Vance Joy opened with “Emmylou,” the first track off the 2013 EP, God Loves You When You’re Dancing. After offering a brief “thank you” to the crowd, the band proceeded into “Red Eye.” Two songs in, Keogh switched to his ukulele, which looked even tinier against his 6’4” frame. After playing “Winds of Change,” he remarked that he was excited to be finishing the tour in San Francisco. He didn’t speak much to the crowd during the night, but frequently appeared to be staring at a spot on the back wall, a sign of his nervousness, despite having been on the road for most of 2014. When I met him last Tuesday in San Diego, he was shy, not yet used to the nearly overnight fame he achieved this summer. He exhibited more stage presence at Slim's than expected based on our meeting, though it will be interesting to see how his nerves hold up during his first few shows opening for Taylor Swift’s latest North American tour next May. Saturday’s sold out show at Slim’s was barely a fraction of the size of the venues where the 1989 World Tour will be playing — the August show at Levi’s Stadium can seat up to 75,000.

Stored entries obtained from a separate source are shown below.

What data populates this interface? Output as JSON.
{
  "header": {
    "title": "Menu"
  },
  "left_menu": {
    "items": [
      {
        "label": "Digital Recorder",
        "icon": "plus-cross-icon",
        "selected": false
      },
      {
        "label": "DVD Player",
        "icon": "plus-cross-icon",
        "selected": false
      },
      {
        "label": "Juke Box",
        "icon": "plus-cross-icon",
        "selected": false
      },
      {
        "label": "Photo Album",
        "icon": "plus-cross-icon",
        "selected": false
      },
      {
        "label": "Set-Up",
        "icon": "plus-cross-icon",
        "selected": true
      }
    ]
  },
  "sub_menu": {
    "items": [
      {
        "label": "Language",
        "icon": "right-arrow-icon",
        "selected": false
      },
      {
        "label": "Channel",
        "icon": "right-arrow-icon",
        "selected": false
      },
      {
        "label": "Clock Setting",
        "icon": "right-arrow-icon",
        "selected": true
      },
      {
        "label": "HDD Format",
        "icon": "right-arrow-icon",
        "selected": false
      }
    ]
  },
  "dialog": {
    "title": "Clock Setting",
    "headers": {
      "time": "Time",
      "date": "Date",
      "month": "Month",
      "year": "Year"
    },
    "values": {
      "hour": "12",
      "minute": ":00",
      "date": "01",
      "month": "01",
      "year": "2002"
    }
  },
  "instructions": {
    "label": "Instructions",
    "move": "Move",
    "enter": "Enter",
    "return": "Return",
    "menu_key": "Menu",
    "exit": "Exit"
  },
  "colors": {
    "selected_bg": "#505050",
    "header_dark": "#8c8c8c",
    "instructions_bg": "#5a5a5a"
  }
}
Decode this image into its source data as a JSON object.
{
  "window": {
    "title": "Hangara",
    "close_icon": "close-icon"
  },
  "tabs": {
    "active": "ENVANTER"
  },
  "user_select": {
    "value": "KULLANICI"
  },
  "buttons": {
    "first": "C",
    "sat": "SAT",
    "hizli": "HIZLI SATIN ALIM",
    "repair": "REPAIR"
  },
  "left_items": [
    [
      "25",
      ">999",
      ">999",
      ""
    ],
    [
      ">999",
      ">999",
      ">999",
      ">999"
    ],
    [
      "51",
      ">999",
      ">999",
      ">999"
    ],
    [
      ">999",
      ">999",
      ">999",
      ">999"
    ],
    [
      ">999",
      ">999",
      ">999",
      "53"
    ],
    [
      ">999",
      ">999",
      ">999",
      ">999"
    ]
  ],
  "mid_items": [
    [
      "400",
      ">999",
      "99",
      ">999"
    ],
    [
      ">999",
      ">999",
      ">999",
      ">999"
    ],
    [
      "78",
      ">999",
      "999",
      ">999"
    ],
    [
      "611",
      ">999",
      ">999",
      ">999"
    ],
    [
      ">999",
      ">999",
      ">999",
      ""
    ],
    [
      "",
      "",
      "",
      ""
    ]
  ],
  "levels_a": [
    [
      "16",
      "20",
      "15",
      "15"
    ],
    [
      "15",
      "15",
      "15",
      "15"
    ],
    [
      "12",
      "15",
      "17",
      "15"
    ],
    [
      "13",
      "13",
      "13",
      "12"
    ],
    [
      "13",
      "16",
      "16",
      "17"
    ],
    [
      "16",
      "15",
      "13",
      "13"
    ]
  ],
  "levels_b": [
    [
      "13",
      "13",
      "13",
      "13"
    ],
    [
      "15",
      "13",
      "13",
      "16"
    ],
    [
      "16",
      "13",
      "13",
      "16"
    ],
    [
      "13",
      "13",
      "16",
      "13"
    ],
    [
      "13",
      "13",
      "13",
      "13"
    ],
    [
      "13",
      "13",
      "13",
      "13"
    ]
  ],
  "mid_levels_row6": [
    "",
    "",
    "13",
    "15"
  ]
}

After a fantastic opening set by Jaymes Young, I was a bit surprised he never came out again. I was hoping for some last-night-of-tour antics, but all we got was a shoutout from Vance Joy. Shortly after the show, Young reappeared, eager to talk to fans and sign CDs.

During the 12-song set, Keogh had three guitars and a ukulele in rotation. It was during “Snaggletooth,” the sixth song of the night, that his passion was most evident in his vocals. Many of his songs seem to be about lost love, especially “From Afar,” described by him as a “sad, love song.” Despite this, there were no frowns in the venue, though there may have been a few tears of joy.

Keogh ended abruptly, though, after performing for less than an hour. He ended with “Riptide,” followed by “Mess is Mine.” There was no encore, though the crowd would have welcomed another three songs in the same manner they would welcome the cashier at Humphry Slocombe announcing that their ice cream scoop was free. Vance Joy’s promoter made a judgment call by picking Slim’s for the Dream Your Life Away tour; I have no doubt he could have sold out The Independent just as easily. Hopefully Keogh will get another North American headline tour in before hitting the road with Taylor Swift in May. We wouldn’t be surprised to see him landing a Sunday afternoon Coachella set, either. For now, we’ll just be hopeful that he comes back soon.